On the ranked list of 1,000 Twitter accounts most commonly followed by Times staff, the vast majority of the top spots belong to Times staffers themselves.
The highest-ranking non-staffer, followed by 456 of the 780 Times employees, is Jim Roberts, executive editor of Mashable, who also happens to be the former chief editor of NYTimes.com.
Next comes the ABC News correspondent and statistics guru Nate Silver, who is a self-admitted Barack Obama supporter who began his writing career at the decidedly leftist Daily Kos blog. Silver later wrote for the New York Times before moving his blog to ESPN.
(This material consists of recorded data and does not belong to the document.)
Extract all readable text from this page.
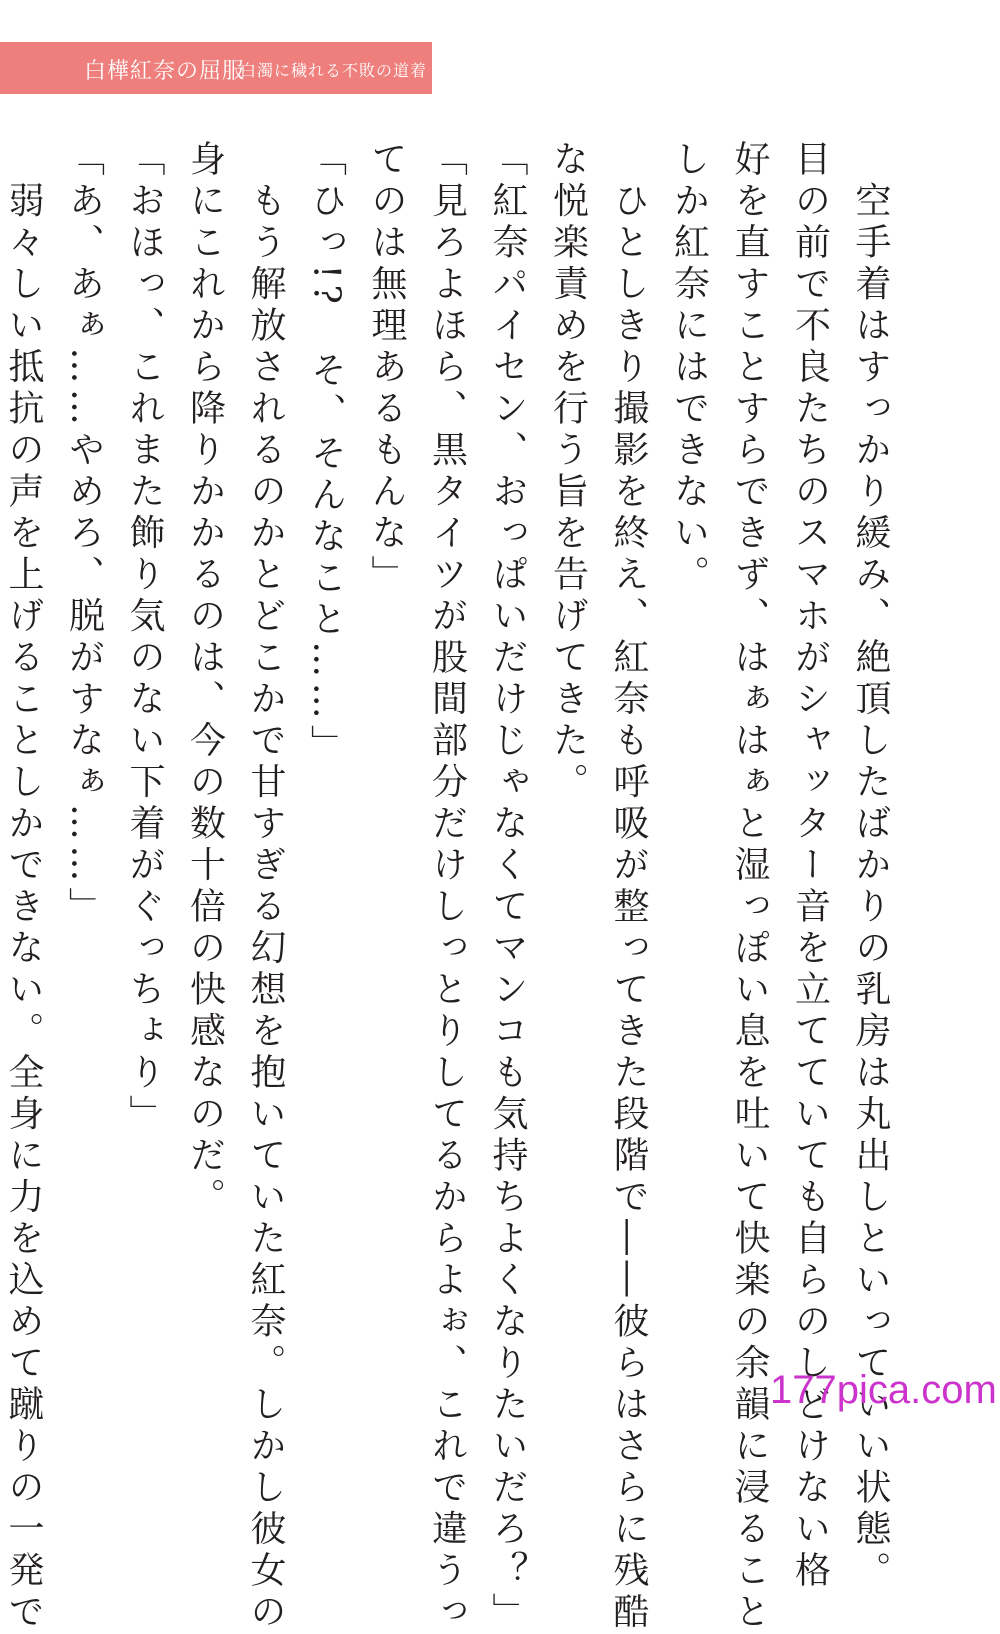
白樺紅奈の屈服
白濁に穢れる不敗の道着

　空手着はすっかり緩み、絶頂したばかりの乳房は丸出しといっていい状態。

目の前で不良たちのスマホがシャッター音を立てていても自らのしどけない格

好を直すことすらできず、はぁはぁと湿っぽい息を吐いて快楽の余韻に浸ること

しか紅奈にはできない。

　ひとしきり撮影を終え、紅奈も呼吸が整ってきた段階で――彼らはさらに残酷

な悦楽責めを行う旨を告げてきた。

「紅奈パイセン、おっぱいだけじゃなくてマンコも気持ちよくなりたいだろ？」

「見ろよほら、黒タイツが股間部分だけしっとりしてるからよぉ、これで違うっ

てのは無理あるもんな」

「ひっ!?　そ、そんなこと……」

　もう解放されるのかとどこかで甘すぎる幻想を抱いていた紅奈。しかし彼女の

身にこれから降りかかるのは、今の数十倍の快感なのだ。

「おほっ、これまた飾り気のない下着がぐっちょり」

「あ、あぁ……やめろ、脱がすなぁ……」

　弱々しい抵抗の声を上げることしかできない。全身に力を込めて蹴りの一発で	177pica.com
Kaus analyzed Pearson’s Times data from six months ago and identified Reuters columnist Jack Shafer as the first “non-liberal” on the list, followed at the time by 235 of 677 Times staffers. Pearson’s updated Oct. 17 data found 279 of the 780 staffers following Shafer.
Kaus notes that calling Shafer a “non-liberal,” however, may be a bit of a stretch, explaining he is “less liberal than anyone with more followers and has more followers than anyone who is less liberal.”
“But as far as I can see, you have to go a long ways down, past acceptably self-critical conservative David Frum, to get to a genuine, partisan, ‘winger Tweeter,” Kaus comments, “@Karl Rove, who’s followed by 67 Timesers.”
In the updated data, Rove is followed by 89 Times staffers, New Jersey Republican Governor Chris Christie nets 86 followers and the popular news site Drudge Report garners 80.
Notably, the nation’s top radio host, Rush Limbaugh, isn’t in the top 1,000. Neither are Michael Savage, Sean Hannity nor WND.
“Of the [top] 1,000,” Kaus summarizes, “you could count those who oppose comprehensive immigration reform on the fingers of one hand, and you wouldn’t need the thumb (and maybe not the pinkie).”